Sunday, October 13, 2013

Middle Peak Bushwack - Cuyamaca Rancho State Park

After several failed attempts at climbing Middle Peak in Cuyamaca Rancho State Park, Josh and I decided Sunday was the day it was to be done. Finally. 
We had not intended to do this hike and were caught without a map. We snapped a picture of Jerry Schad's write up about it in 'Afoot and Afield in San Diego' which is a must have book for San Diego hikers. 

Heading up Milk Ranch Road we veered right, toward the Black Oak Trail and Sugar Pine Trails

Climbing the road was a bit lackluster but the views of the Lake and Valley were stunning. While the Black Oaks have yet to turn this far south, you could still feel fall in the air and the changing light cast long shadows on the ground.
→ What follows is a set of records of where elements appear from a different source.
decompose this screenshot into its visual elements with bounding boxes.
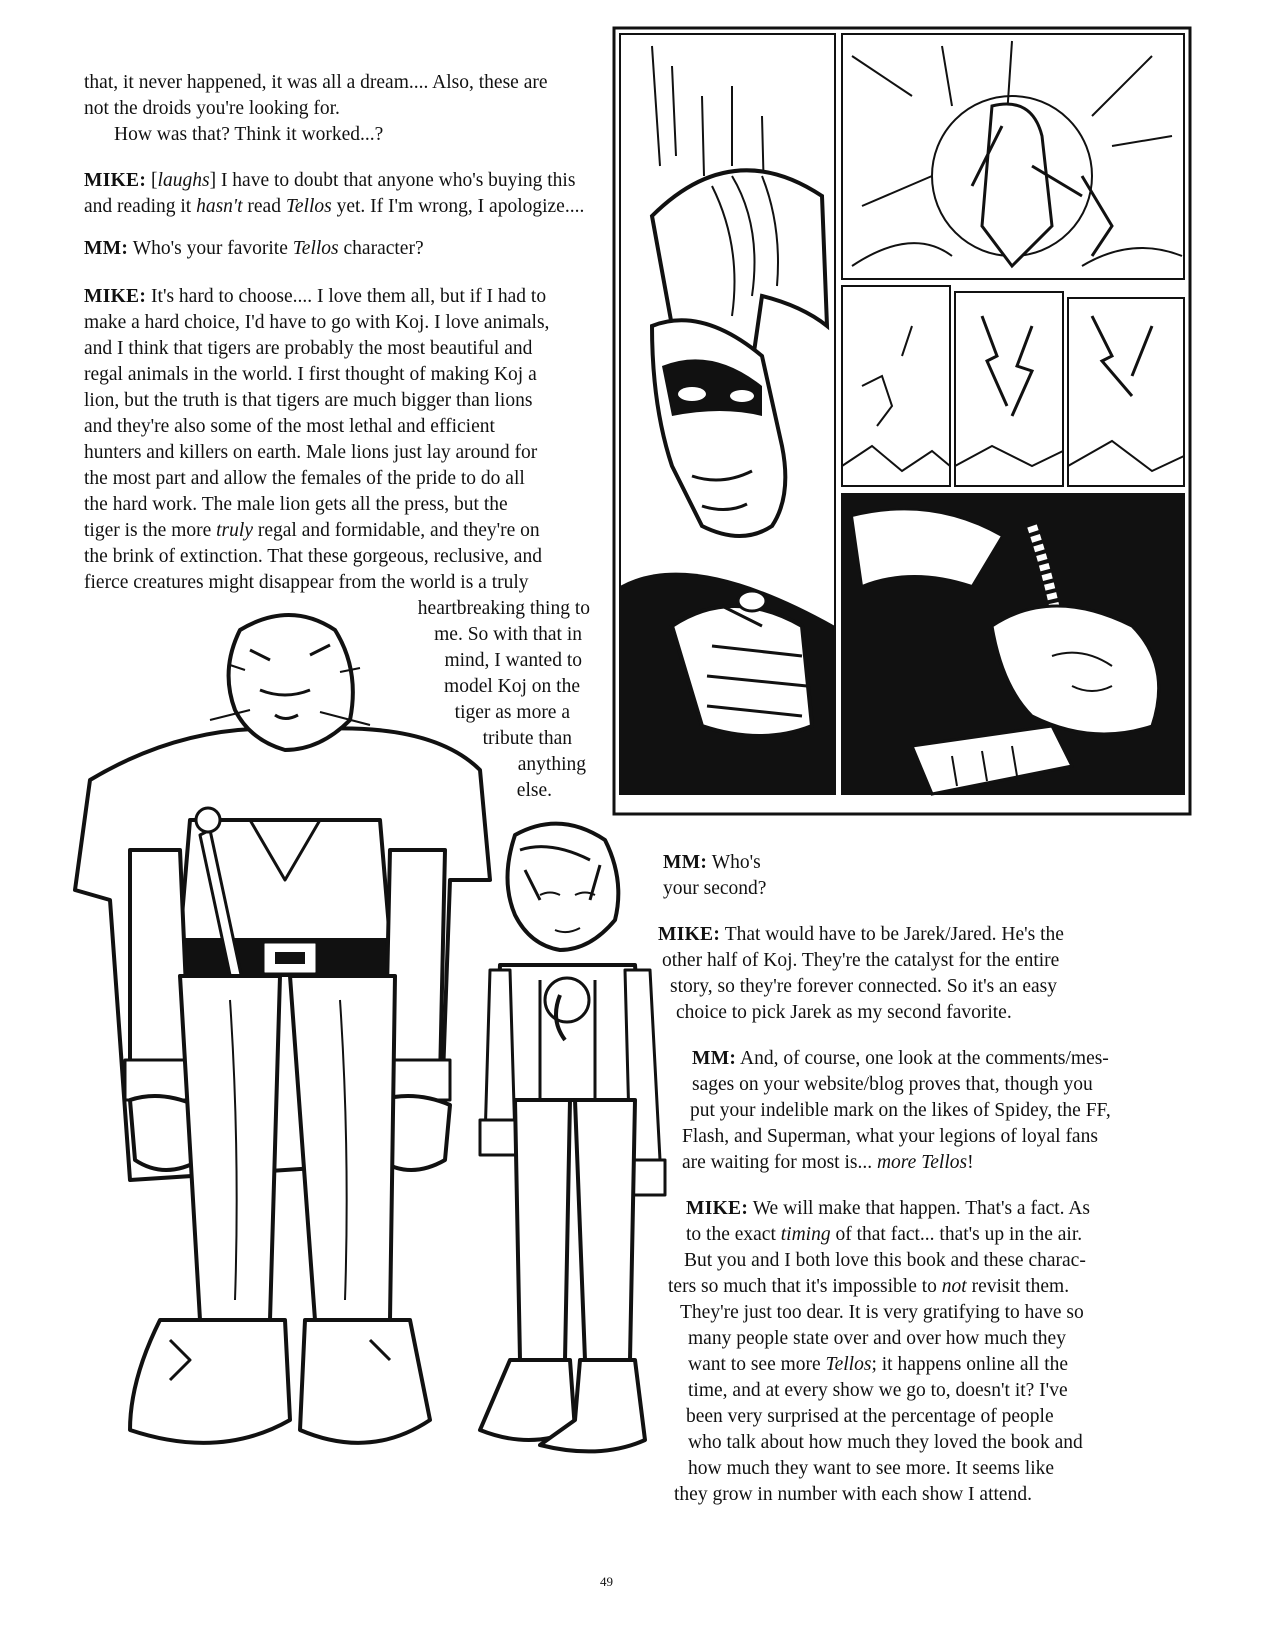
speaker-label: MM:	[84, 238, 129, 259]
panel-row-lightning	[842, 286, 1184, 486]
panel-lightning-warrior	[842, 34, 1184, 279]
speaker-label: MIKE:	[658, 924, 721, 945]
exchange-mm-second: MM: Who's your second?	[663, 852, 767, 899]
speaker-label: MIKE:	[84, 170, 147, 191]
koj-tiger-figure	[75, 615, 490, 1443]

We abandoned Jerry Schad's itinerary and found remnants of a use trail through a burn area. Being careful to avoid stepping on the newly planted pine saplings we pushed our way up toward the peak. The chaparral was anything but forgiving and route finding was a challenge.

The peak was marked with half of a wooden shovel or broom handle stuck in a pile of rocks. Josh spotted the register box and we sat down, putting on our jackets to break the cold wind. We read through the past entries which talked mostly about the crazy bushwack to the top.

 The views at the top were beautiful.

We planned to do this as a loop and with no map, Josh climbed up to gain a better perspective on how to reach the trail or fire road without backtracking.

Now that the climb was out of the way we started to take in the flora and fauna in the area. Josh called this guy a 'fuzzy butt bug' and that is exactly what he was. A large beetle type bug with an orange fuzzy butt.

We heard the calls of a pair of unidentifiable birds in a distant tree. We willed them to fly so we could get a better look but they did not oblige.

Finally we met with the Black Oak Trail and headed around the base of Middle Peak toward the road. The clouds were casting shadows over Cuyamaca Peak and we wondered how many animals were in those woods.

After quite a descent we returned to Milk Ranch Road and started spotting Mule Deer almost immediately.

This Deer had a fawn with her and they continued to graze unphased by our presence. After our fill of Deer watching we headed back to the truck and took a slow drive home, looking for wild Turkeys and Hawks.

 It was another beautiful day in the mountains.
All together we figure the hike was about 7 miles round trip, including the bushwack to the top. 
Having cooler weather made this hike a lot more fun in comparison to our earlier summer attempts. 
Middle Peak is definitely worth doing.